Last weekend, while her father President Trump was wandering around the stage looking longingly at the blossoming friendship between Saudi Crown Prince Mohammad Bin Salman and Vladimir Putin, Ivanka Trump was pressing the flesh at this year’s G-20 summit in Argentina.
But it’s hard not to notice that the president’s favorite female has certainly been taken down a peg since last year’s G20, when Ivanka caused a lot of controversy by sitting in her father’s seat during one of the summit events. She also spoke at a woman’s summit which drew groans and boos.
Not so this year, where the First Daughter was largely silent and stuck mostly to smiling and waving, both things she’s extremely good at, as well as socializing with Bin Salman, another social pariah.
The ornamental quality of this year’s performance, especially as contrasted with last year’s, crystalized something I’ve long been wondering about Ivanka. She’s an adviser to the President who doesn’t advise him, a dignitary to the G20 with no dignity, a working woman with no job, a public official who doesn’t serve the public. And now that she no longer sells her sweatshop crafted namesake clothing, what is it that the president’s daughter is selling?
A google search for “Ivanka Trump G20” provides a fascinating window into what it is that the first daughter is selling (or trying to sell) the American people. Most of the stories include the words “struts” or “glamor.” There’s a story about a $3,000 Chanel bag that Ivanka enjoys and a $3,700 Oscar De la Renta outfit.
One story includes the word “glamorous checked peplum dress.” In fact, absent any public speeches, all of the stories are about her clothes. There are stories of her “power pumps” but there are no stories of bold policy initiatives or brave speeches, because Ivanka doesn’t do those things.
In fact, Ivanka never challenges her father; she merely boosts decisions he’s already made. She didn’t call out her father’s horrific family separation policy until he had already ended it. When asked about her father’s sexual misconduct allegations she replied, “I don’t think that’s a question you’d ask many other daughters.”

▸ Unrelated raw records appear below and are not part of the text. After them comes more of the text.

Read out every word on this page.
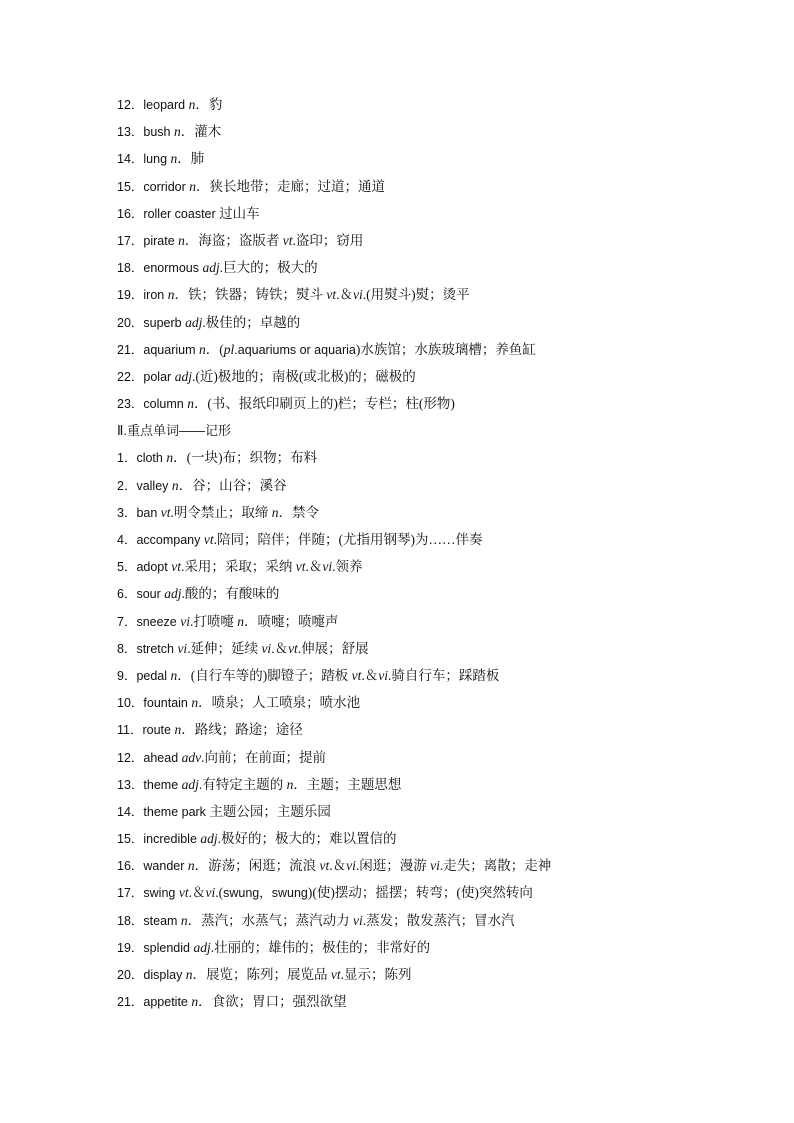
12．leopard n．豹
13．bush n．灌木
14．lung n．肺
15．corridor n．狭长地带；走廊；过道；通道
16．roller coaster 过山车
17．pirate n．海盗；盗版者 vt.盗印；窃用
18．enormous adj.巨大的；极大的
19．iron n．铁；铁器；铸铁；熨斗 vt.＆vi.(用熨斗)熨；烫平
20．superb adj.极佳的；卓越的
21．aquarium n．(pl.aquariums or aquaria)水族馆；水族玻璃槽；养鱼缸
22．polar adj.(近)极地的；南极(或北极)的；磁极的
23．column n．(书、报纸印刷页上的)栏；专栏；柱(形物)
Ⅱ.重点单词——记形
1．cloth n．(一块)布；织物；布料
2．valley n．谷；山谷；溪谷
3．ban vt.明令禁止；取缔 n．禁令
4．accompany vt.陪同；陪伴；伴随；(尤指用钢琴)为……伴奏
5．adopt vt.采用；采取；采纳 vt.＆vi.领养
6．sour adj.酸的；有酸味的
7．sneeze vi.打喷嚏 n．喷嚏；喷嚏声
8．stretch vi.延伸；延续 vi.＆vt.伸展；舒展
9．pedal n．(自行车等的)脚镫子；踏板 vt.＆vi.骑自行车；踩踏板
10．fountain n．喷泉；人工喷泉；喷水池
11．route n．路线；路途；途径
12．ahead adv.向前；在前面；提前
13．theme adj.有特定主题的 n．主题；主题思想
14．theme park 主题公园；主题乐园
15．incredible adj.极好的；极大的；难以置信的
16．wander n．游荡；闲逛；流浪 vt.＆vi.闲逛；漫游 vi.走失；离散；走神
17．swing vt.＆vi.(swung，swung)(使)摆动；摇摆；转弯；(使)突然转向
18．steam n．蒸汽；水蒸气；蒸汽动力 vi.蒸发；散发蒸汽；冒水汽
19．splendid adj.壮丽的；雄伟的；极佳的；非常好的
20．display n．展览；陈列；展览品 vt.显示；陈列
21．appetite n．食欲；胃口；强烈欲望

She preaches a doctrine thick with “empowerment” and “training for the future” but has nothing to show for it. She loves STEM. She adores criminal justice reform. She talks about the need for affordable childcare.
But nothing ever comes of it. She is to feminism what he father is to success, what the Bachelor franchise is to love: a perfect, perfectly formed, TV-ready mirage.
She has obviously, in her 37 years of privilege, been able to figure out the catchphrases that make one seem like a feminist. She even wrote a book called “Women Who Work: rewriting the rules for success.” But of course, it’s a simulacrum. As someone whose entire success has rested solely on her proximity to her deeply misogynist father and her history running sweatshops, it can’t be anything but a pantomime of wokeness.
The president’s daughter is no feminist; she doesn’t even want to be. That’s the Trump brand: Why be it when you can sell it?
Still, one wonders why Ivanka picked feminism to be her particular brand.
But watching her performance at the G20, I finally realized that Ivanka isn’t really trying to sell feminism after all. It’s the faux feminism that she’s selling — the very Trump brand of wokeness. You don’t have to do all the hard work; you just have to be photographed pretending to on Instagram!
The thing Ivanka is trying to sell us on is the 21-century socialite-house-wife whose primary purpose is a smooth-skinned proximity to power that is neither threatening nor particularly empowering. Ivanka is the perfect fake empowered feminist — all shiny Instagram posts and no particular policy.
Ivanka Trump thinks she wants to govern, but what she really wants is to grow her brand. And like her father, her brand is the reality TV version of a value, amped up and wrung out of any meaning, an elegant shell, a perversion of an otherwise good idea.
That’s what she’s selling: The MAGA woman, wealthy from her father, subservient to her husband and vapid but somehow still projecting an appearance of intelligence.
Maybe she really is her father’s daughter: She’s sure an expert in perverting norms to own the libs.